X-ray Sky image covers half the Universe© MPE, J. Sanders for the eROSITA consortium

The German eROSITA team has just unveiled a new X-ray sky image covering half the Universe, with groundbreaking data from the first-ever complete survey of the sky.

This survey, called eRASS1, boasts an impressive catalog with nearly 900,000 distinct sources, making it the largest. Alongside this data release, the consortium has published a series of scientific papers unveiling new findings, from exploring exoplanet habitability to uncovering colossal cosmic structures.

In just six months of observation, eROSITA has already surpassed all previous X-ray astronomy records by detecting an unprecedented number of sources. Now available globally, this data promises to revolutionize our understanding of the universe’s high-energy phenomena.

The eRASS1 survey, conducted from December 2019 to June 2020, captured 170 million X-ray photons within the telescope’s most sensitive energy range. These photons were meticulously processed and calibrated to construct the catalog, revealing concentrations of sources against the expansive X-ray background.

Following eRASS1, eROSITA continues to scan the sky, gathering additional surveys that will be released in the years to come.
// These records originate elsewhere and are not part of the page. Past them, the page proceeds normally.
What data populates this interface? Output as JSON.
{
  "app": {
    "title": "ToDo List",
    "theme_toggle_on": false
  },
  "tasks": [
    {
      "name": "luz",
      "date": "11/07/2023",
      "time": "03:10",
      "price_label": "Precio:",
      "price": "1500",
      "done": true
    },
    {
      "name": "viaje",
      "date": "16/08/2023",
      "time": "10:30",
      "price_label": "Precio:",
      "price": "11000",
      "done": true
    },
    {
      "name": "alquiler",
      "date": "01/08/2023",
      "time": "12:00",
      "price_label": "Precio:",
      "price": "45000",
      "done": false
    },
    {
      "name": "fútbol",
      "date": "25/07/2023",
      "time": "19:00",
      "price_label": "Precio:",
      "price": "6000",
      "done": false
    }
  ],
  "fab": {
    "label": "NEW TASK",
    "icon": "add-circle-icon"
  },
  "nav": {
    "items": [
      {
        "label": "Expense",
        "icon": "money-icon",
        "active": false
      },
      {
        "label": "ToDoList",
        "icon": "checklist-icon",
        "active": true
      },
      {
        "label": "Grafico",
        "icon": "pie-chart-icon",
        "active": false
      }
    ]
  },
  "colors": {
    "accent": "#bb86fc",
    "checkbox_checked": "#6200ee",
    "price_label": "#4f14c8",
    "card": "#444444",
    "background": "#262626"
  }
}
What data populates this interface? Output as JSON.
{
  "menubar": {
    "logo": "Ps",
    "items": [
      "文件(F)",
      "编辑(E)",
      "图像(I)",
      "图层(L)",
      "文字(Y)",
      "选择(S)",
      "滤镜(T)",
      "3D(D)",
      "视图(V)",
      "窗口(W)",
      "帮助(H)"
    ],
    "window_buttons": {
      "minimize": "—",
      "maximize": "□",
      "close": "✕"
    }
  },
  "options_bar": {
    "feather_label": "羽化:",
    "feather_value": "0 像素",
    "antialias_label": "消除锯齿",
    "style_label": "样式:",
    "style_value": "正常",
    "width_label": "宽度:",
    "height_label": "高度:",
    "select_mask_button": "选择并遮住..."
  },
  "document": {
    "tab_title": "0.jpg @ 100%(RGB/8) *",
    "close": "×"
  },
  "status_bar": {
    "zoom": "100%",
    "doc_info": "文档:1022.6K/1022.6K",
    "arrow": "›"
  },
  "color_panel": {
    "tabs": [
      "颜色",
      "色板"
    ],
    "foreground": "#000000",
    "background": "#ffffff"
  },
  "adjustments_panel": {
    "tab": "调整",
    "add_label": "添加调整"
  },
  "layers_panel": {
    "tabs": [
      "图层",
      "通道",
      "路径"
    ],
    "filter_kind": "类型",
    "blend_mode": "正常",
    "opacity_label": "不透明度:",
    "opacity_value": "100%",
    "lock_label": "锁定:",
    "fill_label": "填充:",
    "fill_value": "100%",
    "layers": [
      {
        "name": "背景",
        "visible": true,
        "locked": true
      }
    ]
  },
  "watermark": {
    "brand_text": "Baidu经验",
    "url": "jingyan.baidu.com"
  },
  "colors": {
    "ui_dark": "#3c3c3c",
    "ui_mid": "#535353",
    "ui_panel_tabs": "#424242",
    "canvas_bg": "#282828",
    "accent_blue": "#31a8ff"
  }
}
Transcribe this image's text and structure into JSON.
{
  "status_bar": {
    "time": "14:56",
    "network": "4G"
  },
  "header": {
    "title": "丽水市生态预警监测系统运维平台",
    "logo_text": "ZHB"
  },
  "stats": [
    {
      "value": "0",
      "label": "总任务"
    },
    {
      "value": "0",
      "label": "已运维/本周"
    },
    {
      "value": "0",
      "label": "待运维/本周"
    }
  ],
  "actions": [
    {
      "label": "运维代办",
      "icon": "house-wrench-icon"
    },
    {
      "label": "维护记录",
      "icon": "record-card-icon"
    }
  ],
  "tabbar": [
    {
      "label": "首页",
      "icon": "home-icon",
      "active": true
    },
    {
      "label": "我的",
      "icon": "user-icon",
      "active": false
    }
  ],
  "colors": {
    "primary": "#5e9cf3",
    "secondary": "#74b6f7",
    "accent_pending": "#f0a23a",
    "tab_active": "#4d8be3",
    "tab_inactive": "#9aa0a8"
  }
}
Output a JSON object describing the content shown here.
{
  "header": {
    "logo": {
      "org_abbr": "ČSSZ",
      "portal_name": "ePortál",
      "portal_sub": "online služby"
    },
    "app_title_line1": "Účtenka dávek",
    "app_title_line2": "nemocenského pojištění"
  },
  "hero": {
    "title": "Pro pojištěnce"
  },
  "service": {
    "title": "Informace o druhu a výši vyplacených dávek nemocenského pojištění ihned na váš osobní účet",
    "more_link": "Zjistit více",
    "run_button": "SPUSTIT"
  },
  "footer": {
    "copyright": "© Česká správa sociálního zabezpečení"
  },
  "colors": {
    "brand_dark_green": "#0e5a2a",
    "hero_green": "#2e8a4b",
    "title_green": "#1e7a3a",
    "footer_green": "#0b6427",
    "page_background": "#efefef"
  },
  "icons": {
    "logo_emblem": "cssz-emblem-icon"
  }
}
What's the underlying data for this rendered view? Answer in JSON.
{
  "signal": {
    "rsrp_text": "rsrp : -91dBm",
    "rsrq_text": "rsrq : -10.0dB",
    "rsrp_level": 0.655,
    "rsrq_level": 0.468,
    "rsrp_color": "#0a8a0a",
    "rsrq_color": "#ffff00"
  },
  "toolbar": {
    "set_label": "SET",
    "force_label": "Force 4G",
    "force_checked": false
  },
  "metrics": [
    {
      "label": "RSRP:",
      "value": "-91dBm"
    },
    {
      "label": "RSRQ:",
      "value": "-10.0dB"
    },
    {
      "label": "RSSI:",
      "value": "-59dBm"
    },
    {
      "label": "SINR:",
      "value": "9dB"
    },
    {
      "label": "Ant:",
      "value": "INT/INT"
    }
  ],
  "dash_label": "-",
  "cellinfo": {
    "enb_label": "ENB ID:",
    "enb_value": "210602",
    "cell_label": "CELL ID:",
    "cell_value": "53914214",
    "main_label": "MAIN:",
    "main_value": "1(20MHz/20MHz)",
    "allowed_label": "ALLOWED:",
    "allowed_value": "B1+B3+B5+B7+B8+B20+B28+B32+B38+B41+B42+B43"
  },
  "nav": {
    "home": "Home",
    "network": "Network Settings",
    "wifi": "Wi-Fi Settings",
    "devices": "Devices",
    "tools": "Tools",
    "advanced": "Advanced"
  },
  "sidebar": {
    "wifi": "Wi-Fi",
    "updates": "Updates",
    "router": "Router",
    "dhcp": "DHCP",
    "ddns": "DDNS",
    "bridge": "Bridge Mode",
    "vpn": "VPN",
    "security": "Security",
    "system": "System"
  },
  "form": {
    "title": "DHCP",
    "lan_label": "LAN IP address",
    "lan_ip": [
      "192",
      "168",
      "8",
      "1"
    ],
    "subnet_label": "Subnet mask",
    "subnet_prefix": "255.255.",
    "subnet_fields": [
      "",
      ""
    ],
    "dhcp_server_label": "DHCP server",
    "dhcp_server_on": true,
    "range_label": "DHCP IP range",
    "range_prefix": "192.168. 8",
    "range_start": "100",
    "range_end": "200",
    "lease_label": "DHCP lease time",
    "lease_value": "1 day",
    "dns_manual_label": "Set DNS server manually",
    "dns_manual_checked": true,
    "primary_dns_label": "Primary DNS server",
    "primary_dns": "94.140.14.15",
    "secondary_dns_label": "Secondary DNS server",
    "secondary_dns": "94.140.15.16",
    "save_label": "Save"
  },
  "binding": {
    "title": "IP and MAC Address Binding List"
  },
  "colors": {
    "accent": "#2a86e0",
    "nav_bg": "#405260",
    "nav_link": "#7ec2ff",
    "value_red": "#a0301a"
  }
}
X-ray Sky image covers half the Universe© MPE, J. Sanders for the eROSITA consortium

Covering half of the X-ray sky, the eRASS1 catalog offers a wealth of information, including over 710,000 active galactic nuclei, 180,000 X-ray-emitting stars in the Milky Way, 12,000 galaxy clusters, and various other intriguing sources such as X-ray binaries, supernova remnants, and pulsars.

Andrea Merloni, eROSITA principal investigator and first author of the eROSITA catalog paper, explained:

“These are mind-blowing numbers for X-ray astronomy. We’ve detected more sources in 6 months than the big flagship missions XMM-Newton and Chandra have done in nearly 25 years of operation.”